The industry, in prepared testimony, says it has heard the complaints and is trying to respond. "Satisfied customers are the heart of our industry," said Air Transport Association President Carol Hallett in written testimony.
Long waits on runways, lost baggage, long lines at ticket counters. They're all part of the downside of flying these days.
With more people than ever using airlines, Congress and the White House are trying to come up with a passenger bill of rights, reports CBS News Correspondent Lee Cowan.
Under the administration plan, announced Wednesday by Vice President Al Gore, airlines would be required to publicly disclose their flight delay and cancellation policies. They would also have to provide food and restroom facilities during lengthy delays. And compensation would be doubled for passengers who lose baggage or are bumped from flights.
Gore said the administration's initiative "doesn't tell airlines what to do, doesn't try to micromanage their response to these problems, but instead it empowers passengers, with all of the information needed, to make good decisions."
Meanwhile, a House subcommittee on transportation heard horror stories Wednesday from the flying public.
Barbara Plecas of Michigan is one of the Northwest Airlines passengers who spent seven hours in grounded planes in Detroit in January. She says the passengers were denied food and water during their delay.
Patricia Shank says she was held for nine hours aboard a Virgin Atlantic plane at Washington's Dulles Airport, also in January. When she declined to take another plane the next day, the airline refused to return her luggage, which was flown to London. She still has not received a refund.
"We have struck a raw nerve here," committee chairman Bud Shuster, R-Pa., told a packed hearing room. "I can't walk through the halls here without members and constituents telling me their horror stories."

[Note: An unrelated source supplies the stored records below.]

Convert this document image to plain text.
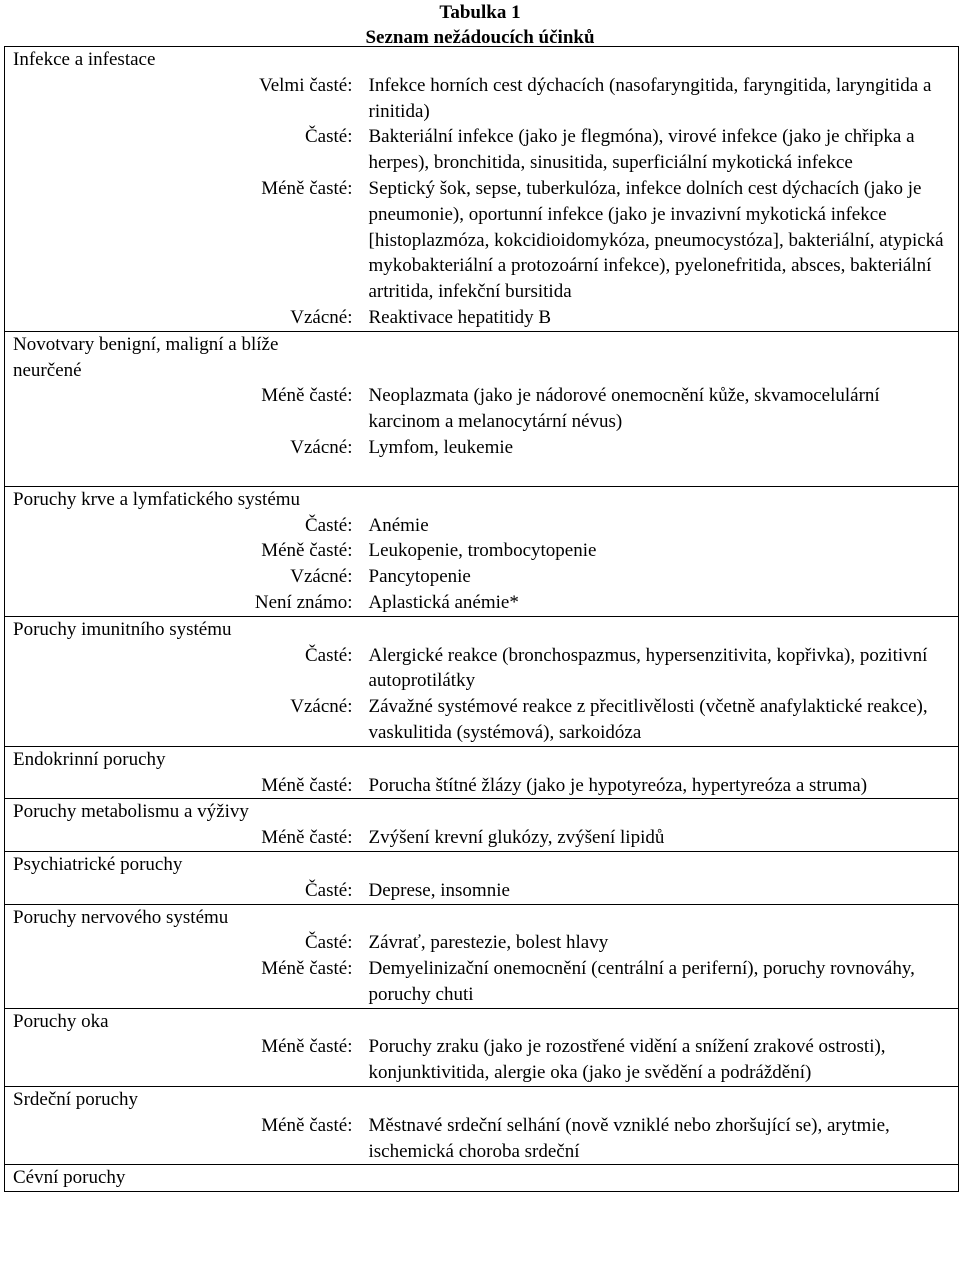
Tabulka 1
Seznam nežádoucích účinků
Infekce a infestace	
Velmi časté:	Infekce horních cest dýchacích (nasofaryngitida, faryngitida, laryngitida a rinitida)
Časté:	Bakteriální infekce (jako je flegmóna), virové infekce (jako je chřipka a herpes), bronchitida, sinusitida, superficiální mykotická infekce
Méně časté:	Septický šok, sepse, tuberkulóza, infekce dolních cest dýchacích (jako je pneumonie), oportunní infekce (jako je invazivní mykotická infekce [histoplazmóza, kokcidioidomykóza, pneumocystóza], bakteriální, atypická mykobakteriální a protozoární infekce), pyelonefritida, absces, bakteriální artritida, infekční bursitida
Vzácné:	Reaktivace hepatitidy B
Novotvary benigní, maligní a blíže neurčené	
Méně časté:	Neoplazmata (jako je nádorové onemocnění kůže, skvamocelulární karcinom a melanocytární névus)
Vzácné:	Lymfom, leukemie

Poruchy krve a lymfatického systému	
Časté:	Anémie
Méně časté:	Leukopenie, trombocytopenie
Vzácné:	Pancytopenie
Není známo:	Aplastická anémie*
Poruchy imunitního systému	
Časté:	Alergické reakce (bronchospazmus, hypersenzitivita, kopřivka), pozitivní autoprotilátky
Vzácné:	Závažné systémové reakce z přecitlivělosti (včetně anafylaktické reakce), vaskulitida (systémová), sarkoidóza
Endokrinní poruchy	
Méně časté:	Porucha štítné žlázy (jako je hypotyreóza, hypertyreóza a struma)
Poruchy metabolismu a výživy	
Méně časté:	Zvýšení krevní glukózy, zvýšení lipidů
Psychiatrické poruchy	
Časté:	Deprese, insomnie
Poruchy nervového systému	
Časté:	Závrať, parestezie, bolest hlavy
Méně časté:	Demyelinizační onemocnění (centrální a periferní), poruchy rovnováhy, poruchy chuti
Poruchy oka	
Méně časté:	Poruchy zraku (jako je rozostřené vidění a snížení zrakové ostrosti), konjunktivitida, alergie oka (jako je svědění a podráždění)
Srdeční poruchy	
Méně časté:	Městnavé srdeční selhání (nově vzniklé nebo zhoršující se), arytmie, ischemická choroba srdeční
Cévní poruchy	
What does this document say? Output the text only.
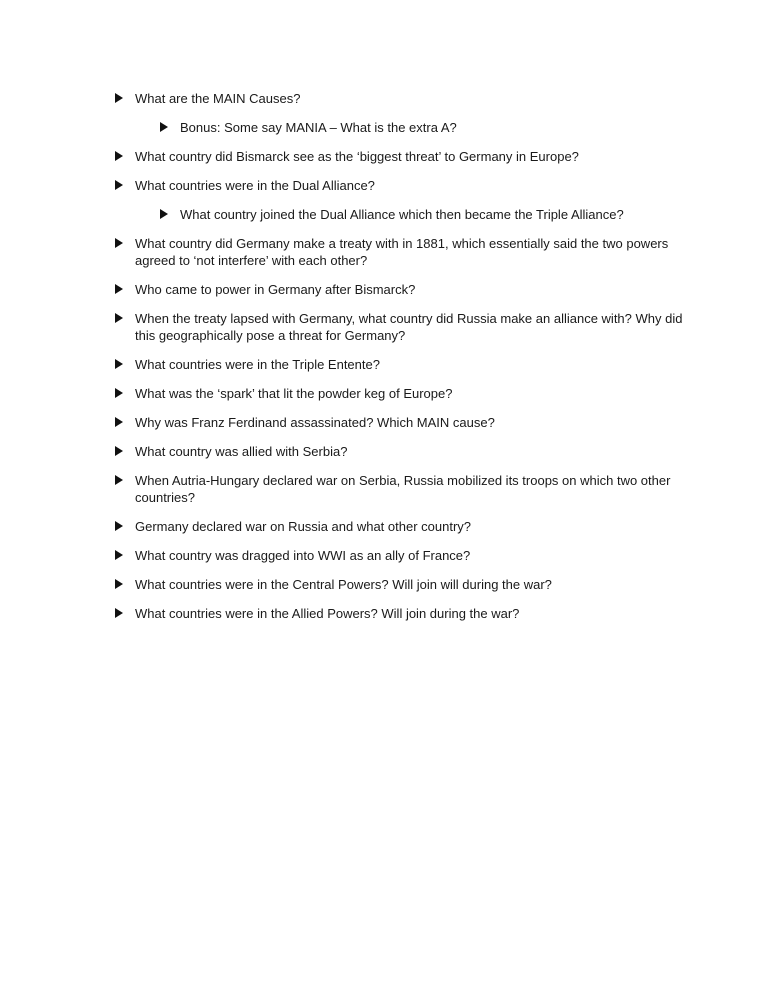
What are the MAIN Causes?
Bonus: Some say MANIA – What is the extra A?
What country did Bismarck see as the ‘biggest threat’ to Germany in Europe?
What countries were in the Dual Alliance?
What country joined the Dual Alliance which then became the Triple Alliance?
What country did Germany make a treaty with in 1881, which essentially said the two powers agreed to ‘not interfere’ with each other?
Who came to power in Germany after Bismarck?
When the treaty lapsed with Germany, what country did Russia make an alliance with? Why did this geographically pose a threat for Germany?
What countries were in the Triple Entente?
What was the ‘spark’ that lit the powder keg of Europe?
Why was Franz Ferdinand assassinated? Which MAIN cause?
What country was allied with Serbia?
When Autria-Hungary declared war on Serbia, Russia mobilized its troops on which two other countries?
Germany declared war on Russia and what other country?
What country was dragged into WWI as an ally of France?
What countries were in the Central Powers? Will join will during the war?
What countries were in the Allied Powers? Will join during the war?
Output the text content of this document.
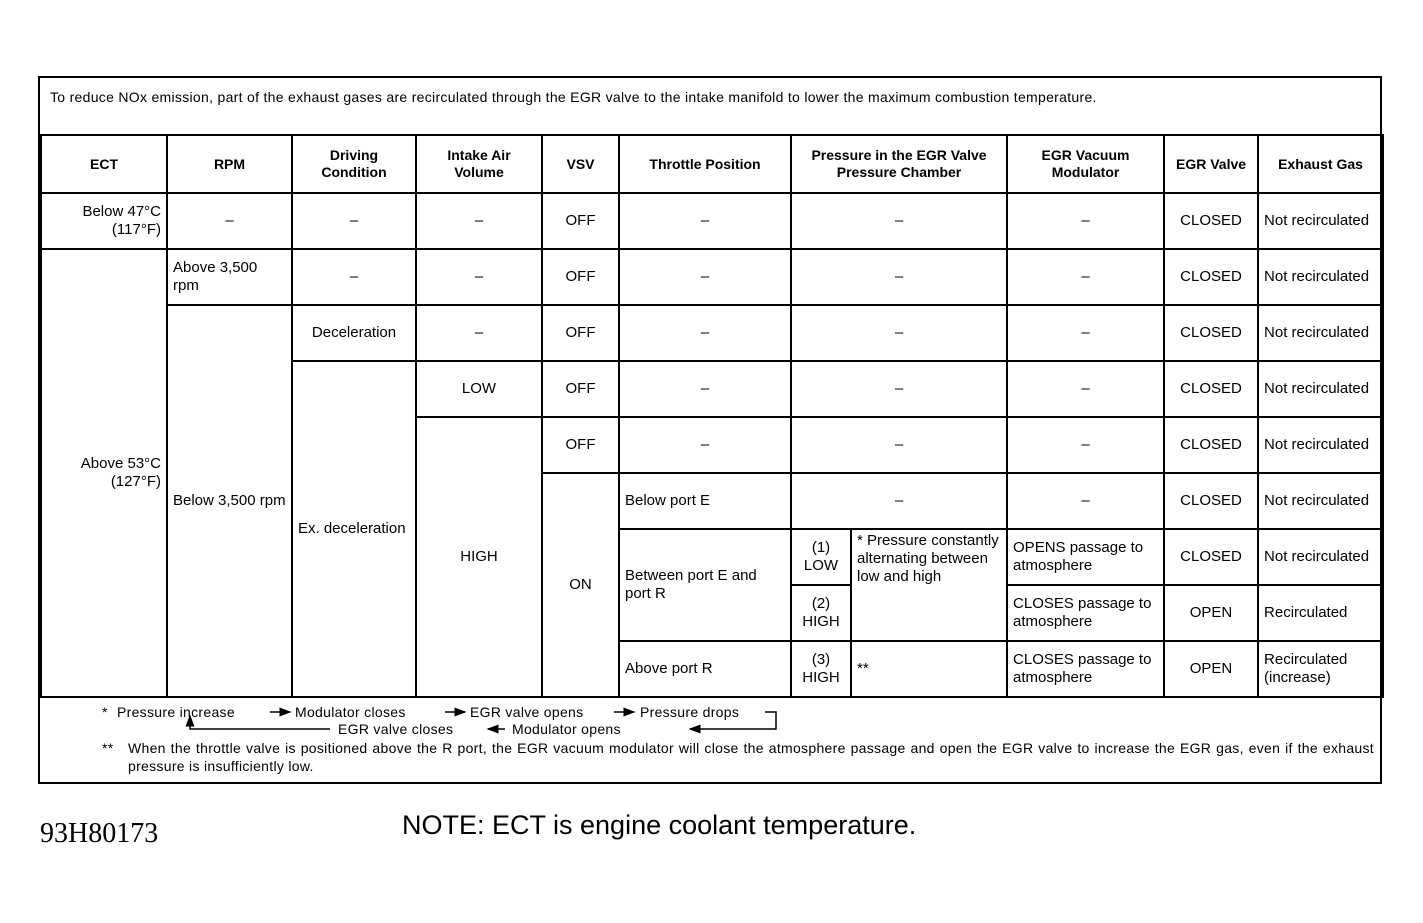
To reduce NOx emission, part of the exhaust gases are recirculated through the EGR valve to the intake manifold to lower the maximum combustion temperature.
ECT	RPM	Driving Condition	Intake Air Volume	VSV	Throttle Position	Pressure in the EGR Valve Pressure Chamber		EGR Vacuum Modulator	EGR Valve	Exhaust Gas
Below 47°C (117°F)	–	–	–	OFF	–	–		–	CLOSED	Not recirculated
Above 53°C (127°F)	Above 3,500 rpm	–	–	OFF	–	–		–	CLOSED	Not recirculated
	Below 3,500 rpm	Deceleration	–	OFF	–	–		–	CLOSED	Not recirculated
		Ex. deceleration	LOW	OFF	–	–		–	CLOSED	Not recirculated
			HIGH	OFF	–	–		–	CLOSED	Not recirculated
				ON	Below port E	–		–	CLOSED	Not recirculated
					Between port E and port R	(1) LOW	* Pressure constantly alternating between low and high	OPENS passage to atmosphere	CLOSED	Not recirculated
						(2) HIGH		CLOSES passage to atmosphere	OPEN	Recirculated
					Above port R	(3) HIGH	**	CLOSES passage to atmosphere	OPEN	Recirculated (increase)
* Pressure increase	Modulator closes	EGR valve opens	Pressure drops
EGR valve closes	Modulator opens
** When the throttle valve is positioned above the R port, the EGR vacuum modulator will close the atmosphere passage and open the EGR valve to increase the EGR gas, even if the exhaust pressure is insufficiently low.
93H80173	NOTE: ECT is engine coolant temperature.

Rep. Peter DeFazio, D-Or., told airline industry leaders, "You've managed to alienate the most powerful constituencies in America through your practices."
But Northwest Airlines, hammered for bad service during a January snowstorm, thinks legislating better business is too much.
Northwest's Matt Friedman says "We are against the government coming between a company and its customers."
Low fares are still the most valuable commodity the airlines can offer. By asking them to do more, some worry, passengers may end up paying for it.